The robot’s “vision” capabilities come from a set of distance sensors that shoot light at the maze walls. Based on the information that bounces back to the sensors, the robot can identify the openings in the maze walls. The sensor system also keeps the robot from bumping into walls.
This sensor-based approach “gives the robot vision without having to deal with the problems that a camera introduces,” said electrical engineering sophomore Jeffrey Wurzbach, who along with Forencich, was the driving force behind the project.
“The MicroMouse competition challenged the students to confront an entire robotics system, from the hardware and the low level code all the way to the high level code and all the related debugging tools. This is the kind of experience that potential employers and graduate school admissions committees are looking for,” said Charles Tu, Associate Dean of the Jacobs School of Engineering and a professor in the Department of Electrical and Computer Engineering. Tu is also the branch counselor for the IEEE UCSD Student Branch and the student activities coordinator for the IEEE San Diego Section. The IEEE UCSD Student Branch funds the MicroMouse project.

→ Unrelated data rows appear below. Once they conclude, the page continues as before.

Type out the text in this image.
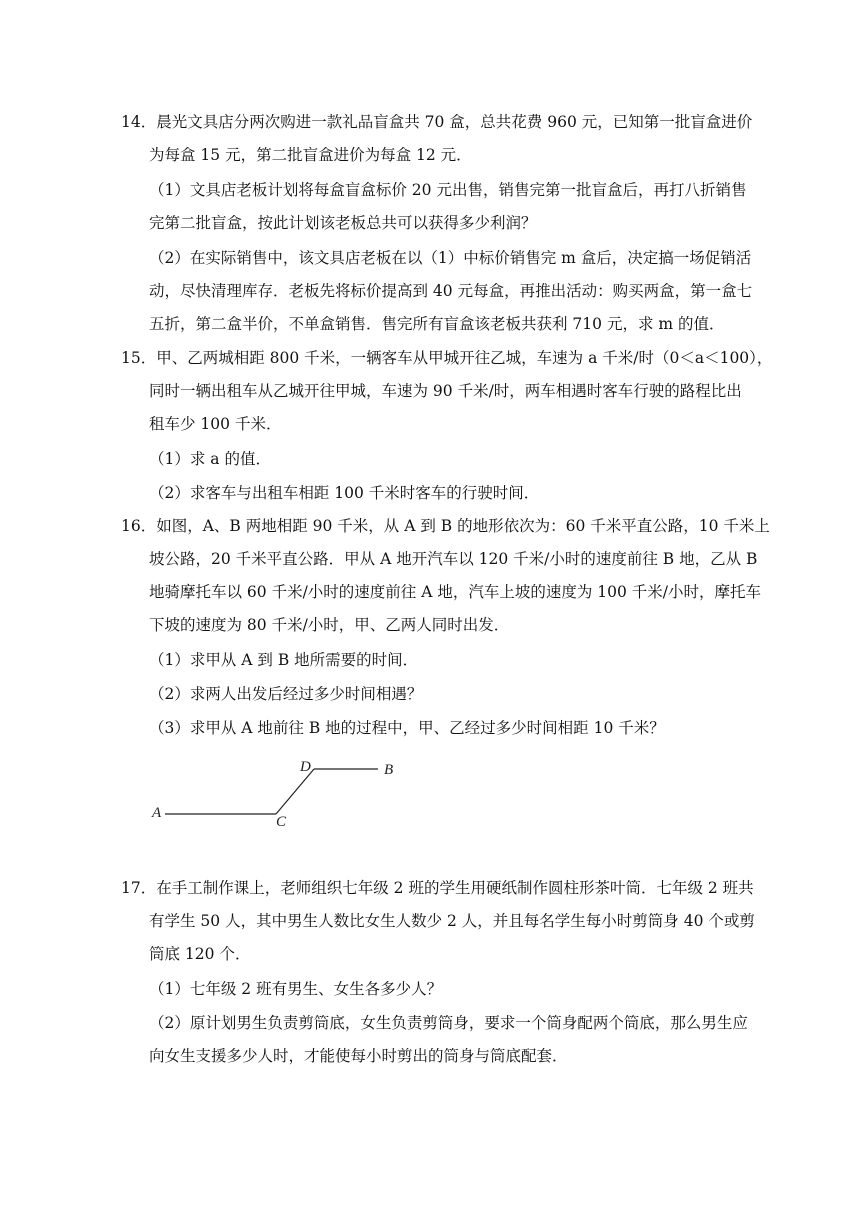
14．晨光文具店分两次购进一款礼品盲盒共 70 盒，总共花费 960 元，已知第一批盲盒进价
为每盒 15 元，第二批盲盒进价为每盒 12 元．
（1）文具店老板计划将每盒盲盒标价 20 元出售，销售完第一批盲盒后，再打八折销售
完第二批盲盒，按此计划该老板总共可以获得多少利润？
（2）在实际销售中，该文具店老板在以（1）中标价销售完 m 盒后，决定搞一场促销活
动，尽快清理库存．老板先将标价提高到 40 元每盒，再推出活动：购买两盒，第一盒七
五折，第二盒半价，不单盒销售．售完所有盲盒该老板共获利 710 元，求 m 的值．
15．甲、乙两城相距 800 千米，一辆客车从甲城开往乙城，车速为 a 千米/时（0＜a＜100），
同时一辆出租车从乙城开往甲城，车速为 90 千米/时，两车相遇时客车行驶的路程比出
租车少 100 千米．
（1）求 a 的值．
（2）求客车与出租车相距 100 千米时客车的行驶时间．
16．如图，A、B 两地相距 90 千米，从 A 到 B 的地形依次为：60 千米平直公路，10 千米上
坡公路，20 千米平直公路．甲从 A 地开汽车以 120 千米/小时的速度前往 B 地，乙从 B
地骑摩托车以 60 千米/小时的速度前往 A 地，汽车上坡的速度为 100 千米/小时，摩托车
下坡的速度为 80 千米/小时，甲、乙两人同时出发．
（1）求甲从 A 到 B 地所需要的时间．
（2）求两人出发后经过多少时间相遇？
（3）求甲从 A 地前往 B 地的过程中，甲、乙经过多少时间相距 10 千米？
A
C
D	B
17．在手工制作课上，老师组织七年级 2 班的学生用硬纸制作圆柱形茶叶筒．七年级 2 班共
有学生 50 人，其中男生人数比女生人数少 2 人，并且每名学生每小时剪筒身 40 个或剪
筒底 120 个．
（1）七年级 2 班有男生、女生各多少人？
（2）原计划男生负责剪筒底，女生负责剪筒身，要求一个筒身配两个筒底，那么男生应
向女生支援多少人时，才能使每小时剪出的筒身与筒底配套．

“Overall, it has been a really good learning experience. We have learned to work as a team. We have learned to rely on each other,” said Shauna Thomas, a Jacobs School undergraduate studying electrical engineering and computer science.
Computer science major Vu Nguyen appreciated the opportunity to work with hardware.
Luan Pham, also a computer science major, enjoyed how the robot brought their code—written in C—to life.
While the MicroMouse project is usually considered to be a senior capstone design project, two key members of this year’s team—Alex Forencich, Jeffrey Wurzbach—are sophomores.
As if building a mobile problem-solving robot from scratch while carrying a full course load was not enough, the team of electrical engineering and computer science undergraduates spent five weeks building the 10 foot by 10 foot maze for the IEEE regional competition.
|Jeffrey Wurzbach (left) led the maze-building project and offered his Del Mar driveway as a construction site. When the team realized the Wurzbach driveway was not flat enough to build a flat maze, they built a deck on top of the driveway, and then built the maze on top of the flat deck.|
After building the maze, the students disassembled the deck and used the wood to build furniture for their lab space in the Jacobs School’s Engineering Building I (see sofa photo in blog post here). The collection of “deck furniture” includes a work bench and a sofa long enough for even the tallest member of the team–Alex Forencich, who is well over 6 feet tall–to nap on.
The IEEE Region 6 Southwest Area Spring Meeting also included a student paper competition. Jordan Rhee, a junior electrical engineering major from the Jacobs School won first place for his paper, “Hot Spot Mitigation in the StarCAVE”. Rhee is also the president of the IEEE UCSD Student Branch.